And so the journey continues … every once in a while figuring out a task that will help us along the way towards meeting our learning goals.


Posted by on November 9, 2014 in Geometry, Rigid Motions


Tags: , , , , , , ,

2 responses to “Proving Segments Congruent First

  1. howardat58

    November 9, 2014 at 7:57 pm

    1: I am assuming that the two line segments have the same length. It doesn’t say that anywhere.
    2: I like the last method. I wish I’d thought of it !
    3: Segment AB is congruent to segment BA. Just rotate it half a turn about its mid point. This deals with the “congruent to AB or congruent to BA” problem.
    4. The quoted standard can be dealt with by logic alone. No diagram needed – Here goes –
    Triangles T1 and T2 are congruent if there is a sequence ……..
    So suppose there is a sequence …..
    Then the triangles are congruent and the image of T1 is sitting exactly on top of T2
    Consequently, since angles and line segment lengths are unchanged by rigid motions, the angles and line segments of T2 match those of T1
    All that is left is to assert that any one of SAS or ASA or SSS is sufficient to determine (ie fix) a triangle.
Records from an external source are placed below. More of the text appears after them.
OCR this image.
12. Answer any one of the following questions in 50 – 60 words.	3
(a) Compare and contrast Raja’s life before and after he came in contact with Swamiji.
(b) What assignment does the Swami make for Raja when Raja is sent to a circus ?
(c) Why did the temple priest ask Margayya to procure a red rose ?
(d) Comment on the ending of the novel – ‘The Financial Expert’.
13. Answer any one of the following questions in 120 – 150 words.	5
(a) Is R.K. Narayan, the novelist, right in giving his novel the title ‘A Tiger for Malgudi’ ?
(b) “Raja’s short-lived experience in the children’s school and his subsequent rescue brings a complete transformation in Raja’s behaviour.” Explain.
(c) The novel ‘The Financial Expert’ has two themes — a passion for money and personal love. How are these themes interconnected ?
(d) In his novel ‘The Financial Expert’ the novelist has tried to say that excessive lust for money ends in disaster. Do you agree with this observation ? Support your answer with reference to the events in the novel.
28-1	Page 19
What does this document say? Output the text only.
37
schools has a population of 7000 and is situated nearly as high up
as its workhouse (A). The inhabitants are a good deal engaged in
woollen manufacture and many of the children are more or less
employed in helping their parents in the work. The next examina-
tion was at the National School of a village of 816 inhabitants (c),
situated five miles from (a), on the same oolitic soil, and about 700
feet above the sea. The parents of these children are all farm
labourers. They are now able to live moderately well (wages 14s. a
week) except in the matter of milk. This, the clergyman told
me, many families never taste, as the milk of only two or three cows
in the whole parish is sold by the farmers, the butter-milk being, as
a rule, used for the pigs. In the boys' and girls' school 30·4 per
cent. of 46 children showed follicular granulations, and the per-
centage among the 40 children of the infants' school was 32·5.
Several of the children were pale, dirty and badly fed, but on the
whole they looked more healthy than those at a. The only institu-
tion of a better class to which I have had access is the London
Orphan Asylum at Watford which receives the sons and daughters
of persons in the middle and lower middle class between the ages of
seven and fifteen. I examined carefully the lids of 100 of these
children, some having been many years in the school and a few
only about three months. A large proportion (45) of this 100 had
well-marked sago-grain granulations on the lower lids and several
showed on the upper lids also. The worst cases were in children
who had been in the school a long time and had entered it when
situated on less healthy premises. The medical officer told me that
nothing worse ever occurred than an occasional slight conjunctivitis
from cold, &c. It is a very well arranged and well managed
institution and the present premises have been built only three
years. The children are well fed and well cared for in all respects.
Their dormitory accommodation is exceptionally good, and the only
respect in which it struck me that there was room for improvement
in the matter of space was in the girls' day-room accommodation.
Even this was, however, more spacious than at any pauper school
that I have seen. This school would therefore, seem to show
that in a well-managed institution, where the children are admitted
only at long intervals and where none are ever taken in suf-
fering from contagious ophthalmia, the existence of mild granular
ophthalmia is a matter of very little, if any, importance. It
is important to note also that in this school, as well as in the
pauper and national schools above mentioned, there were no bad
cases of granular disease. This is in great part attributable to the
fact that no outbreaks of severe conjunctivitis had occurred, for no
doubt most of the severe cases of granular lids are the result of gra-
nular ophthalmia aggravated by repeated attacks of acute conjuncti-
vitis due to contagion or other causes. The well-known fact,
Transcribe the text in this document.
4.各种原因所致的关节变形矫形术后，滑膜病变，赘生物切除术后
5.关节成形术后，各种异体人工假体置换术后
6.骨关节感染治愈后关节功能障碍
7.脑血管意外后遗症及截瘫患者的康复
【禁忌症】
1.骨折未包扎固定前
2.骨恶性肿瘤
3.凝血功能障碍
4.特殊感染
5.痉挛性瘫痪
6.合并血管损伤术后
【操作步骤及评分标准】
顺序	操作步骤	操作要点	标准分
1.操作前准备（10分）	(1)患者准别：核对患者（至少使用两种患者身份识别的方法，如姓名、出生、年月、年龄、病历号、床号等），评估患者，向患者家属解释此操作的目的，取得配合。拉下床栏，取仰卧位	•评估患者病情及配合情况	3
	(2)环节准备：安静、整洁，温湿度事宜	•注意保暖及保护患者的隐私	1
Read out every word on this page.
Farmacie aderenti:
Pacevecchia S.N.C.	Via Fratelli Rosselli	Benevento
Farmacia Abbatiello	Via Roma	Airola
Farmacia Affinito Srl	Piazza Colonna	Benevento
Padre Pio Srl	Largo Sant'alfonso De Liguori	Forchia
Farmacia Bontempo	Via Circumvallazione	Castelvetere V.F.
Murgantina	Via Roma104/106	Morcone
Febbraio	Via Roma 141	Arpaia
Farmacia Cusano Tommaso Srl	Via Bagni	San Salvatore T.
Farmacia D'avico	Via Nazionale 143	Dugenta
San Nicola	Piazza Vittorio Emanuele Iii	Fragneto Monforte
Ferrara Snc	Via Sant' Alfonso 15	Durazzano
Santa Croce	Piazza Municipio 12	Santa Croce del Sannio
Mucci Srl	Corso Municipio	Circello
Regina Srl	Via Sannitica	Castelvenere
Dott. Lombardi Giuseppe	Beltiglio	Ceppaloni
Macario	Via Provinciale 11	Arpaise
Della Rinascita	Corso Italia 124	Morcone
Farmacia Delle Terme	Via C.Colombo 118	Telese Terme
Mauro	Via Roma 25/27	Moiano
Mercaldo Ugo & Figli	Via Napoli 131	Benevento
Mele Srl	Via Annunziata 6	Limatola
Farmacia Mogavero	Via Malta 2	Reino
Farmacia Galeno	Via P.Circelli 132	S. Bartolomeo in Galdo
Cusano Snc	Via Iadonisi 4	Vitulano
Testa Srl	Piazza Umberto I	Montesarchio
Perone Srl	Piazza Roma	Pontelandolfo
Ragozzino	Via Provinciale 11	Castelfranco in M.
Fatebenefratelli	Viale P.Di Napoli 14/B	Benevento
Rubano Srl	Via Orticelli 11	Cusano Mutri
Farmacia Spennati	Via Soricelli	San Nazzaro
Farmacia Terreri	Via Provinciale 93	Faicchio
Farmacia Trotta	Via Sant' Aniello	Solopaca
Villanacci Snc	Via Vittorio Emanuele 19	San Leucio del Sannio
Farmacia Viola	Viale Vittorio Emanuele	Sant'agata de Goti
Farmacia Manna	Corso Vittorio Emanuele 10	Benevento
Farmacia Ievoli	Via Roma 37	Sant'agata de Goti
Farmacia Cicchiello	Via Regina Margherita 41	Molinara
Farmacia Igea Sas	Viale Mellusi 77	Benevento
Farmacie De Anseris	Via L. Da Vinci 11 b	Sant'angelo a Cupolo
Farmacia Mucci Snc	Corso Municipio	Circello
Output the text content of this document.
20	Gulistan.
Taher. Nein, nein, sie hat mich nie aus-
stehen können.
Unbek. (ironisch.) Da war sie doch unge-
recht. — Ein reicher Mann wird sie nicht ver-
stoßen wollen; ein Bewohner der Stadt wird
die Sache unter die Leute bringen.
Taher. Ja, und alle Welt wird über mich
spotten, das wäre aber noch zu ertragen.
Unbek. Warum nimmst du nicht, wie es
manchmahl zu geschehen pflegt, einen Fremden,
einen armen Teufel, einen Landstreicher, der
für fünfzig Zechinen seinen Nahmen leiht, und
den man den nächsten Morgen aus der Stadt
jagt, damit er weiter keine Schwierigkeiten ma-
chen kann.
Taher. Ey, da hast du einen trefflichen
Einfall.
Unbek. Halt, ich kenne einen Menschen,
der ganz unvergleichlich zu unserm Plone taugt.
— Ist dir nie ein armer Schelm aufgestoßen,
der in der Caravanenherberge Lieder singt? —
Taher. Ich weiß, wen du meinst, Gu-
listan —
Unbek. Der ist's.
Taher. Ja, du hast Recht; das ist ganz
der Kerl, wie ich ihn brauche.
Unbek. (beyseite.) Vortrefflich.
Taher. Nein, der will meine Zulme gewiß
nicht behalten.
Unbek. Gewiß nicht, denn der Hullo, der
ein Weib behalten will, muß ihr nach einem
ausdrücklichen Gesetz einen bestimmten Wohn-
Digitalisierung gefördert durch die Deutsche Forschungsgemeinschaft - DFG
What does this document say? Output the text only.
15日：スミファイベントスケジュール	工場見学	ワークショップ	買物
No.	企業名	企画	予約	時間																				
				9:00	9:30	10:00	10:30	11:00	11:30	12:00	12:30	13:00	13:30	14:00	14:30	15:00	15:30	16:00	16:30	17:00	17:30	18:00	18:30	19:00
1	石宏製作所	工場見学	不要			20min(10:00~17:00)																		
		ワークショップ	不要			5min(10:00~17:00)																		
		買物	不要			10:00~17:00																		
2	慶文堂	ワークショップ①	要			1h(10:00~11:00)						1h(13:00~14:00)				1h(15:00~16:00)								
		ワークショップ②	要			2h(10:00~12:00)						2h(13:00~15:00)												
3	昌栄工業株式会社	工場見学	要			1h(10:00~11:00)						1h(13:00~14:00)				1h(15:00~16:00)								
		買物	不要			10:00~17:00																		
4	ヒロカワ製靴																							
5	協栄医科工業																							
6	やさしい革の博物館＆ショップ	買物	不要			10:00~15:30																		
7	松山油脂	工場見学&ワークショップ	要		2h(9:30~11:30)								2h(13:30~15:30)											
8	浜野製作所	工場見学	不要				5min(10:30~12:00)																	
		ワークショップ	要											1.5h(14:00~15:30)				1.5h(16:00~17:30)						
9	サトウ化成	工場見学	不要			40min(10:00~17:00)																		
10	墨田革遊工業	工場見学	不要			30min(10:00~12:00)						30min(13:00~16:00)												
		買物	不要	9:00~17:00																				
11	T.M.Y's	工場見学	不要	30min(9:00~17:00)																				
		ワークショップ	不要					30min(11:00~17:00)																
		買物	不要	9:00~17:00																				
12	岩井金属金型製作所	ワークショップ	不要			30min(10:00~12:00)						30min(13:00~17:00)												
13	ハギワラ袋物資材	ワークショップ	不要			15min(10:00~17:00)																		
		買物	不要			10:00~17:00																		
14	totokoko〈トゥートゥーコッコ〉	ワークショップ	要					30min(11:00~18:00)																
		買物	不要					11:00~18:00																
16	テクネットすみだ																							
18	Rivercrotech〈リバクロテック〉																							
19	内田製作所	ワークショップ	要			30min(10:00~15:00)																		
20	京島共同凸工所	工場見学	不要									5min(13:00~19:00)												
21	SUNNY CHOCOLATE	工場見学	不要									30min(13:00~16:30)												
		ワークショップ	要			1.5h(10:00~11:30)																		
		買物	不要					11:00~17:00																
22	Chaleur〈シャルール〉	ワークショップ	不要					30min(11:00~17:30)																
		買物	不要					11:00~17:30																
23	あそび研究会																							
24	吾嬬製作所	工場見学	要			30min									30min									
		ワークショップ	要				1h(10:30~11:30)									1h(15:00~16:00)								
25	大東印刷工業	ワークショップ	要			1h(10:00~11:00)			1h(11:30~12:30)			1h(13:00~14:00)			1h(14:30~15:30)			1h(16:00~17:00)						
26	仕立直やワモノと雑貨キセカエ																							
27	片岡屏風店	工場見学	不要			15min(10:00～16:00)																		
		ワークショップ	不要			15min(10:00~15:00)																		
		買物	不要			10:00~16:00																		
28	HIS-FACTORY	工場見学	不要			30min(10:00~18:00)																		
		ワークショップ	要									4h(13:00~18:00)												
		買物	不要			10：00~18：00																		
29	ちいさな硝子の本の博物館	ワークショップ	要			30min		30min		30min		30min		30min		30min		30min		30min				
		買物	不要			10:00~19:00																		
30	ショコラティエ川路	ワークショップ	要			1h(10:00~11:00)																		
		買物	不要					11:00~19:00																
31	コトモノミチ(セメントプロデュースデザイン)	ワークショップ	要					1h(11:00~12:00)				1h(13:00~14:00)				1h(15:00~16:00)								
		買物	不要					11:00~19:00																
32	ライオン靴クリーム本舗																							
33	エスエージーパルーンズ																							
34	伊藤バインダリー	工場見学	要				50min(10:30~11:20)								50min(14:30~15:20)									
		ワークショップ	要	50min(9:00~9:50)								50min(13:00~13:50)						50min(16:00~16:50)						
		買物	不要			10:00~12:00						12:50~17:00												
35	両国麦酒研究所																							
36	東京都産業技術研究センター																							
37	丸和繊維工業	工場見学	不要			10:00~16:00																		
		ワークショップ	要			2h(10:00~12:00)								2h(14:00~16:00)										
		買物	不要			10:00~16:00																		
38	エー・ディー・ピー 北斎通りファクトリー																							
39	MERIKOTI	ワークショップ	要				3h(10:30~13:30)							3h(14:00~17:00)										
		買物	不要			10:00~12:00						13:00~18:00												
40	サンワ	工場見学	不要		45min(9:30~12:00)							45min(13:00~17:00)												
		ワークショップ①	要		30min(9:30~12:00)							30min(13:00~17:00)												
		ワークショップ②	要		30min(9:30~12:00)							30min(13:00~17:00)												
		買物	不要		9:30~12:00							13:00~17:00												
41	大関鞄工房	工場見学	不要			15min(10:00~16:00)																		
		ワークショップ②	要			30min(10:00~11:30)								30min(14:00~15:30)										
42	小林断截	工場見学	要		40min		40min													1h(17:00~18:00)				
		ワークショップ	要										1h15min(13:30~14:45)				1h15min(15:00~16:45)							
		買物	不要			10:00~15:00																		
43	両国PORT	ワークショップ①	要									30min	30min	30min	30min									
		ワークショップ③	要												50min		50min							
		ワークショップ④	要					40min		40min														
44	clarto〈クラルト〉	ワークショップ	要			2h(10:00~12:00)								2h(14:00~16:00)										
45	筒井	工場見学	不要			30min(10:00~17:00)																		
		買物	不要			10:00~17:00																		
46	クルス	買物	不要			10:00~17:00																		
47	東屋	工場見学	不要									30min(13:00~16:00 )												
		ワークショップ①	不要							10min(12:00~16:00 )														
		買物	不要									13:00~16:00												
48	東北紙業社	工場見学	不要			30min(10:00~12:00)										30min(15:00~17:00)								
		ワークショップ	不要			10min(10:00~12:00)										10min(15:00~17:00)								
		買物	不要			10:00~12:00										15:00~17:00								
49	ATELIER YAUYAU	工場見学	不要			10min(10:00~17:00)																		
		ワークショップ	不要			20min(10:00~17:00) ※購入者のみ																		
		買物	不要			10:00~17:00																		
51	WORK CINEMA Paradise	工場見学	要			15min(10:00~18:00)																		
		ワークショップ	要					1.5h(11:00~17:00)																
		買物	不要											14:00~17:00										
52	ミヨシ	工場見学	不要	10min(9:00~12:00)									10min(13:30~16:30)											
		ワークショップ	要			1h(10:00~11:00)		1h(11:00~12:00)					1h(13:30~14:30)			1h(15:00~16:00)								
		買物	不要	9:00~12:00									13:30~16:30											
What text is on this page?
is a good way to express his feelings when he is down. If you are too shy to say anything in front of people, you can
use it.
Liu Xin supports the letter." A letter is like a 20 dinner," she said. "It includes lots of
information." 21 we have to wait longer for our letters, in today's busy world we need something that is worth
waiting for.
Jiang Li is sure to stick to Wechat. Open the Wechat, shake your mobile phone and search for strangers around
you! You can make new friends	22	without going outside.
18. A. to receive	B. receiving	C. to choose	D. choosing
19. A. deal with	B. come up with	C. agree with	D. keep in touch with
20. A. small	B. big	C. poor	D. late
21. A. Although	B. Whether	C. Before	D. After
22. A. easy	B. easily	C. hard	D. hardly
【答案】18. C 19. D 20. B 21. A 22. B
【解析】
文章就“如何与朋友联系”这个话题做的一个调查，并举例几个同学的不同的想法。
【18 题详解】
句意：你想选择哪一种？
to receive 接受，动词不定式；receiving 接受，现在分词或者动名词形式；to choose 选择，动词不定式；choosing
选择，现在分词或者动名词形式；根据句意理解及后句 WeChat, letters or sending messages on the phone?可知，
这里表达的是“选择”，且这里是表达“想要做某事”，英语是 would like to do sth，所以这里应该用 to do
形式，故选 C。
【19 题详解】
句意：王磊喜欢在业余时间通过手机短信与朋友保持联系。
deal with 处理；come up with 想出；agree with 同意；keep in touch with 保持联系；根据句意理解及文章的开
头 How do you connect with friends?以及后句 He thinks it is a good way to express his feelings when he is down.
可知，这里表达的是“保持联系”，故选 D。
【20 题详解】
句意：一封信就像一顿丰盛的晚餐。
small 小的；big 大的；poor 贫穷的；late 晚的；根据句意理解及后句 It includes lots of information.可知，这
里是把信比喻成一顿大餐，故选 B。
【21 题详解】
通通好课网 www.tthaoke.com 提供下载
In other words, we don’t need all the angles and all the sides. ( This is assumed in the description of the standard).
    Done !
    5. It’s fun and instructive to mess about with the computer, but nothing can be proved that way. All one can do, and you are doing it, it to show the converse, “if two triangles have matching sides then there is a sequence of rigid …..”.

    I have done several posts on this, have you seen them?

  2. jwilson828

    November 10, 2014 at 5:35 am

    Hi, Howard. I haven’t seen your posts on this, but I’ll look for them sometime this week. And yes, we started with the premise that the segments are congruent & we are looking for the sequence of rigid motions to get one segment on top of the other.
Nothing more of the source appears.